Les fouilles (seconde tranche) ont été l’occasion d’exhumer un petit lot de tombes à crémation, appartenant à un cimetière du second âge du Fer (-450 à -50), localisé au sud-est de la voie antique. Les restes incinérés des défunts étaient déposés dans de simples fosses et accompagnés d’offrandes funéraires dont la fonction était d’alimenter l’âme des défunts.

Regroupées à l’ouest dans l’emprise (première tranche), quatre sépultures mérovingiennes, pourraient correspondre à un petit cimetière familial lié à une ou plusieurs unité(s) agricole(s). Ces défunts ont été inhumés avec quelques effets personnels (ceinturon, simple boucle de ceinture, couteaux, etc.).

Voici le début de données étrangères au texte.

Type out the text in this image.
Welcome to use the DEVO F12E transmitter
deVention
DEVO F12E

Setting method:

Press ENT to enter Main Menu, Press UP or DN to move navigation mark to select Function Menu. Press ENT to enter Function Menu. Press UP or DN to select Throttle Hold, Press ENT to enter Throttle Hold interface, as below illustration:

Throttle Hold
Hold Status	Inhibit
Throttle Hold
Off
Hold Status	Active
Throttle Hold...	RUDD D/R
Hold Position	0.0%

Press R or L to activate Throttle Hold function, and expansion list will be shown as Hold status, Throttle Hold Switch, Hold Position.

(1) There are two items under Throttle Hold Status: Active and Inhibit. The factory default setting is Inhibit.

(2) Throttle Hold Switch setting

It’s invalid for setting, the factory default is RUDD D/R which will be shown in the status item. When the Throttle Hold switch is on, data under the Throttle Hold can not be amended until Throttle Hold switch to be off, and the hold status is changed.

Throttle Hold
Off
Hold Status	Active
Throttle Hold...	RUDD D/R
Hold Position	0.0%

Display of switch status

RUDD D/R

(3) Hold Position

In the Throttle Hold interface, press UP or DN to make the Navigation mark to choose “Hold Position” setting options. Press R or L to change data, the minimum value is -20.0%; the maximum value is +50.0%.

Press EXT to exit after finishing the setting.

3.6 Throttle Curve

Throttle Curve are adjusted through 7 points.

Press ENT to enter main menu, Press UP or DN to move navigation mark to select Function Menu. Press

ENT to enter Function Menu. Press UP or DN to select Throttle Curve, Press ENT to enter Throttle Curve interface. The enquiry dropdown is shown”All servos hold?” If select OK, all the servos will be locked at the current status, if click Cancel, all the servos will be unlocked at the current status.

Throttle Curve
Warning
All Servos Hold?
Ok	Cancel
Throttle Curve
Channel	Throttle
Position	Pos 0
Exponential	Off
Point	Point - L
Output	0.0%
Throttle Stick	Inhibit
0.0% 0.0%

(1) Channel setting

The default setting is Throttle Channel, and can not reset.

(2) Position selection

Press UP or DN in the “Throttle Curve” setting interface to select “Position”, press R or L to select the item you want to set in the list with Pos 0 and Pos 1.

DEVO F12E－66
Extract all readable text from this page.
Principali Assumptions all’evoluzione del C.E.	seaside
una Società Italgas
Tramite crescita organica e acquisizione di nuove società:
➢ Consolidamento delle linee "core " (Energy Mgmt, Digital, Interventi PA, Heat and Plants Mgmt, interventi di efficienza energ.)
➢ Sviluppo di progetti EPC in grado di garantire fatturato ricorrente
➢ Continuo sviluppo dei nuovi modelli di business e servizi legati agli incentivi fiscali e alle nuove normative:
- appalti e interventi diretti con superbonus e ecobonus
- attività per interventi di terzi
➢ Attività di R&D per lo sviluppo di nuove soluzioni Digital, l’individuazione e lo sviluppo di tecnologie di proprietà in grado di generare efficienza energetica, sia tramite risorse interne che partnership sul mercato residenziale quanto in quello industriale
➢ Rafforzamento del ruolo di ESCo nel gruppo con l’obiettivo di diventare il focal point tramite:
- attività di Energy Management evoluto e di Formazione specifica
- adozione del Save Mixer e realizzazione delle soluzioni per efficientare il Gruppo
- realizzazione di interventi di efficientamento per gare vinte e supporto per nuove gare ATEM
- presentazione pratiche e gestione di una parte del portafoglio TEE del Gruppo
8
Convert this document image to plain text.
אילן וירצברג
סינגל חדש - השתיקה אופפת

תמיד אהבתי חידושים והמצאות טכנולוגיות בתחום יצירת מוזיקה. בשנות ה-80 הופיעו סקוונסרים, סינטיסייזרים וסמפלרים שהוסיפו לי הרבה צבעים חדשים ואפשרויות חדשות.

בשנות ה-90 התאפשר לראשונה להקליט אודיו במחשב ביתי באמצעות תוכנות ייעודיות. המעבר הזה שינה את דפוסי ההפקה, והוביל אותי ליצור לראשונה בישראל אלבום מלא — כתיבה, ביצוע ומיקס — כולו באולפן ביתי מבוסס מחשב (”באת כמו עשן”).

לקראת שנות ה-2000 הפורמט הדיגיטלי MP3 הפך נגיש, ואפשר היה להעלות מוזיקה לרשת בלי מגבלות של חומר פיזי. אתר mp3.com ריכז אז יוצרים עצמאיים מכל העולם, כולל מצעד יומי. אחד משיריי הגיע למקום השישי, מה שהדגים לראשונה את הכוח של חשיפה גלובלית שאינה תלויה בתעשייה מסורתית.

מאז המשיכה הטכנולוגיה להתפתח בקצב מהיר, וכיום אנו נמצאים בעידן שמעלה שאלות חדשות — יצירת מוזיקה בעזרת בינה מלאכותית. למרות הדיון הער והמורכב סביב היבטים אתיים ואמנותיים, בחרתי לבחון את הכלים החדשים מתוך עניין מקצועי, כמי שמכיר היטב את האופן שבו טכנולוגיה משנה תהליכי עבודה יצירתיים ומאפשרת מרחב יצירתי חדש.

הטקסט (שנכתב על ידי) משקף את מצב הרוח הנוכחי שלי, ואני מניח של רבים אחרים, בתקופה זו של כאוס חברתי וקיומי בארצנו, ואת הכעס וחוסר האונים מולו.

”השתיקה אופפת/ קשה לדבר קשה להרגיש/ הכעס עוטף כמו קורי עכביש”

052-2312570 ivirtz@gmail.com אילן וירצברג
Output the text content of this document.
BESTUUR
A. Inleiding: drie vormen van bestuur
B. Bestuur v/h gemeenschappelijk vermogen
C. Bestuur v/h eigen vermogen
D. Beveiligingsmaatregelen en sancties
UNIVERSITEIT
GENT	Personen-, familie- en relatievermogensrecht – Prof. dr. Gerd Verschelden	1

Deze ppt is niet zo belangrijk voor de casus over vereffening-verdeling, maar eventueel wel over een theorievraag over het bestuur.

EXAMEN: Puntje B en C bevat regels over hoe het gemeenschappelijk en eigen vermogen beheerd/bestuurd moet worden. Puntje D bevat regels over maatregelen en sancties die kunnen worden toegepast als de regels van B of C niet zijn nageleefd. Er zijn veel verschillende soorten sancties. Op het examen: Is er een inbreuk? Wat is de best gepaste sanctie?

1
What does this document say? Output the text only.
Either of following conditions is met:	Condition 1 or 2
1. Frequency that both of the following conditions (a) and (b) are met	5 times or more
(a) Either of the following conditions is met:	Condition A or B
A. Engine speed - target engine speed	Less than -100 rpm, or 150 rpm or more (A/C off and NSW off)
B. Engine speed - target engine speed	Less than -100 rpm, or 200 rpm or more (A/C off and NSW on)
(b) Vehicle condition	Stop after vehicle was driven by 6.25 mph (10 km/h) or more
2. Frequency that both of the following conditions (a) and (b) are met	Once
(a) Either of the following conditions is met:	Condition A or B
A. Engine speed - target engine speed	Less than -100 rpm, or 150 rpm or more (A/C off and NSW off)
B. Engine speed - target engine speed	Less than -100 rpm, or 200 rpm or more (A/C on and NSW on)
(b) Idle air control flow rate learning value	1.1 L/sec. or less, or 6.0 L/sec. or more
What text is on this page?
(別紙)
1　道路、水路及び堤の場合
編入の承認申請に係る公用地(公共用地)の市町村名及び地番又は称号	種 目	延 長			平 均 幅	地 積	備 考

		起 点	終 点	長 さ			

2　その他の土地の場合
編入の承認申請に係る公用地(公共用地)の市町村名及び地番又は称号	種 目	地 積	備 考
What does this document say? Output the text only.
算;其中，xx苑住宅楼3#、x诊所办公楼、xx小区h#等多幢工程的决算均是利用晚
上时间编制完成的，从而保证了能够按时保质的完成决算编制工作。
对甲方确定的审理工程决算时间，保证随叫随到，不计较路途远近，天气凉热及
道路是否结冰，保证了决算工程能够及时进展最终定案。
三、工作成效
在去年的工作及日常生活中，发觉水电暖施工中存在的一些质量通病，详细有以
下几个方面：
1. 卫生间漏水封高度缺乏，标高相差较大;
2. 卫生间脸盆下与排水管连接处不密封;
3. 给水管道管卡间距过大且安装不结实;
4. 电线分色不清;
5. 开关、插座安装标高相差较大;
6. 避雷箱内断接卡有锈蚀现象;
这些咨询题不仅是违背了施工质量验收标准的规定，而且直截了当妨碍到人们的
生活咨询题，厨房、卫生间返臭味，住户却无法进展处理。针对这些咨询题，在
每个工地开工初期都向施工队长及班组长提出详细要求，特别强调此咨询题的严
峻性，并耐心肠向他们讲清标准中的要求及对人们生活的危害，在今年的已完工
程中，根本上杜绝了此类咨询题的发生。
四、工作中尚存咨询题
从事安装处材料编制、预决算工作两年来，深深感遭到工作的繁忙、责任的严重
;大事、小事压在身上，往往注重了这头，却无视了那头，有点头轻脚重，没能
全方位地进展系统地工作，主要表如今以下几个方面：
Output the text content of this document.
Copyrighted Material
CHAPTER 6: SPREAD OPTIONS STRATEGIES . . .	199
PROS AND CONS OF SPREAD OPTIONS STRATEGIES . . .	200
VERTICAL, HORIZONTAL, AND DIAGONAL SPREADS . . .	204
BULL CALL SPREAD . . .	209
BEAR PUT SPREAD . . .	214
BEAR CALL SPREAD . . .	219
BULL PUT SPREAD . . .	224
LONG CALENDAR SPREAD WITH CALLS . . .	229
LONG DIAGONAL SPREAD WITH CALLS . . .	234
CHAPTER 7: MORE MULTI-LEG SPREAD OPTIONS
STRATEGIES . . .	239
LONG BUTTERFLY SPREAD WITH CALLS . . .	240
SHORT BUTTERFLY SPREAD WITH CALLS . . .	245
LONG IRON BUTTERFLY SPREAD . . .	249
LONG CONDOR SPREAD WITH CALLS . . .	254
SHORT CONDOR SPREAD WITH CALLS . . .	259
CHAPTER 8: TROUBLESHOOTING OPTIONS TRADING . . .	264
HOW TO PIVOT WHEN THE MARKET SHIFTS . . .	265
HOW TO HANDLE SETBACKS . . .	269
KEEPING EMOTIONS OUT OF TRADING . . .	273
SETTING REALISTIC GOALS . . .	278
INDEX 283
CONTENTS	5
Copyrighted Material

L’ensemble funéraire le plus spectaculaire est un cimetière carolingien qui a livré plus d’une centaine de tombes réparties sur une étroite parcelle contiguë à une voirie qui desservait le village. Les tombes de la première phase d’utilisation du cimetière sont creusées côte-à-côte en deux rangées parallèles et présentent une orientation O/E. La seconde phase se traduit par l’implantation, selon un axe N/S, de quelques sépultures à l’est des rangées de tombes précédentes. La majorité des inhumations se faisait en pleine terre (sans mobilier ni accessoire vestimentaire), les corps enveloppés dans un simple linceul. Les défunts présentent des positions différentes d’ensevelissement et correspondent aussi bien à des adultes qu’à des enfants probablement regroupés en famille dans certains cas. L’étude ostéologique de cette population a révélé de nombreuses pathologies en lien avec une activité physique intense et des épisodes de carences alimentaires. Aucune trace de chapelle ou d’église n’a été découverte, mais elle pourrait se situer au nord hors du champ d’investigation des fouilles.
Enfin, quelques sépultures mal conservées, sans mobilier, potentiellement carolingiennes, ont été découvertes le long des voies antique et médiévale lors de la seconde tranche de la fouille.